Engineering and Identification of Ionic Liquid-Tolerant Cellulases for Biofuels
Paul William Wolski
Doctor of Philosophy in Comparative Biochemistry
University of California, Berkeley
Professor Douglas S. Clark, Chair
Cellulose for biofuels production presents both a great opportunity, in that cellulose is the world's most abundant source of organic material, but also a great challenge in that cellulosic material is highly crystalline and very recalcitrant to degradation. Cellulose is composed of glucose, and this glucose can serve as fermentation feedstock to biofuels in processes that are very well developed. This glucose could also be converted to hydrocarbons similar to diesel for easier commercial adoption.
Before cellulase enzymes can degrade the cellulosic biomass, the biomass generally must be preteated to make the cellulose more accessible to the enzymes (i.e. less crystalline). Typically this involves acid or base treatment that only moderately affects the cellulose. Ionic liquids (ILs), which are organic salts that are liquid at or near room temperature, have the ability to dissolve cellulose by disrupting the hydrogen-bonding network that makes cellulose so strong. Ideally the cellulase enzymes would be active against dissolved cellulose.
The theme of this research has been to combine the pretreatment step with the enzymatic hydrolysis step. The design of the research was as follows: Identify ionic liquids that can dissolve cellulose, while still supporting enzymatic activity and enzymes from nature that can withstand high ionic liquid concentrations. Then, use directed evolution to enhance the ionic liquid tolerance of cellulases and screen for variants that were indeed more IL-tolerant.
Additionally, it was of interest to determine what happens to the enzymes, when inactivated by the ionic liquid. Do they unfold? Does the ionic liquid block the active site?
All of these main objectives were achieved, to varying degrees, in this work. First, using GFP as a reporter protein for quickly measuring protein stability by GFP fluorescence, we identified the ionic liquid 1,3-Dimethylimidazolium dimethylphosphate (Mmim DMP) to support greater cellulase activity than other ionic liquids, including the more commonly used 1-Ethyl-3-methylimidazolium (Emim) acetate.
Then, we found cellulases from hyperthermophiles, such as Pyrococcus furiosus , to be more stable in aqueous ionic liquid than cellulases from mesophilic organisms. A cellulase from this organism was active in up to 70% (w/w) Mmim DMP.

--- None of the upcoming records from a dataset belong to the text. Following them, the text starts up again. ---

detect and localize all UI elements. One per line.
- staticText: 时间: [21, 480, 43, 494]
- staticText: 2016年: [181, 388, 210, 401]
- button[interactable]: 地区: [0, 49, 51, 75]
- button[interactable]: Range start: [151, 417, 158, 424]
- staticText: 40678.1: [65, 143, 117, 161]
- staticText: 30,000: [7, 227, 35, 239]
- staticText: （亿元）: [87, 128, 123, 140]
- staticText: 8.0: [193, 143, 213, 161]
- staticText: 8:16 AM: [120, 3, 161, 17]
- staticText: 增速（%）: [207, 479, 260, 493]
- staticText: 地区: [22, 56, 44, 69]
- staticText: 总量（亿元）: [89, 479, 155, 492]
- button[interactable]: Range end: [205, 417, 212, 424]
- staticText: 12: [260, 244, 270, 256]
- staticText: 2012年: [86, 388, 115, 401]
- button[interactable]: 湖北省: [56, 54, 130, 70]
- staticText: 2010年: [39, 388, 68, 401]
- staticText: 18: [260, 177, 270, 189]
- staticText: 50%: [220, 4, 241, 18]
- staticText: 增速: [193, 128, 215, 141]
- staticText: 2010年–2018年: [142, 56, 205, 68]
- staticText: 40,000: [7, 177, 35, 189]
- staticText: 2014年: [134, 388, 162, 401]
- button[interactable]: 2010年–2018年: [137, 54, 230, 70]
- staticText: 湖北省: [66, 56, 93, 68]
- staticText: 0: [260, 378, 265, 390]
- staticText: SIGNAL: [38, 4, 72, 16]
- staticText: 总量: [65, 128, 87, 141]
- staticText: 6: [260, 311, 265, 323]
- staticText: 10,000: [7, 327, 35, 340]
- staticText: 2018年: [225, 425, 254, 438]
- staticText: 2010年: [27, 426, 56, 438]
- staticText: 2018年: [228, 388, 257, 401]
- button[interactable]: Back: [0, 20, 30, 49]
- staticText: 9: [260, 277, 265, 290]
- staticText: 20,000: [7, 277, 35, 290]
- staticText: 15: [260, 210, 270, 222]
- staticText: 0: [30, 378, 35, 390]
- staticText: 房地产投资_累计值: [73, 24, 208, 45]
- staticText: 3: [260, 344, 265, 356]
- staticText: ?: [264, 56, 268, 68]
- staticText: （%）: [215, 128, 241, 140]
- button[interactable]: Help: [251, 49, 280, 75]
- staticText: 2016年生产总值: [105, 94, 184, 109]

Using DNA shuffling we generated a library of chimeric cellulase (cellobiohydrolase I or Cel7A) genes from several homologous genes. After screening a library of over 1200 variants, we identified two variants that were more stable than the native enzyme from Talaromyces emersonii. However, the degree of increase in stability was much less after both the wild type and variant enzyme were treated with exogenous glutamine cyclase to convert the N terminal glutamine to pyroglutamate. This post-translational modification occurs in T. emersonii. However, when the wild type and variant enzymes were expressed in Saccharomyces cerevisiae, this modification did not occur, and was confirmed via differential scanning calorimetry.

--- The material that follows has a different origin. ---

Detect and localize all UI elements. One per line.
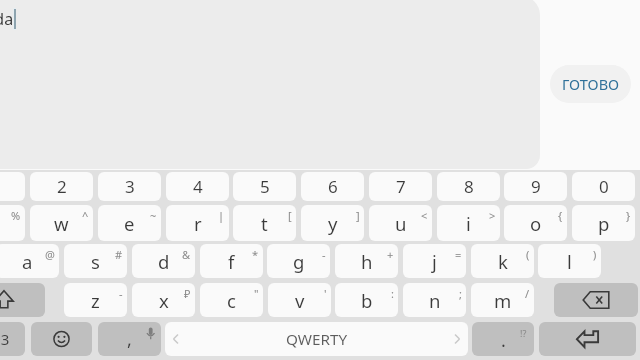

We also used differential scanning calorimetry to determine that the ionic liquid Mmim DMP lowers the melting temperature of the enzyme, in some cases, below the assay temperature. For this reason, we concluded that the ionic liquid, in conjunction with the assay temperature, is working to inactivate the cellulase via global unfolding of the enzyme.
In this work we showed that although enzymatic hydrolysis against dissolved cellulose, was not achieved, we successfully enhanced ionic liquid tolerance of cellulases via directed evolution and by selection of cellulases from extremophiles. We demonstrated a strong correlation between ionic liquid tolerance and thermotolerance. Finally, we confirmed that in directed evolution the winning variants are based directly off the screen used. In this case, evolving cellulases in a system that does not perform the native post-translational modification will not necessarily produce the same results in one that does.
A future study using the same screening system thus should involve either the exogenous addition of the glutamine cyclase enzyme or endogenous production of the glutamine cyclase to make the screen as close to the production of the native host as possible.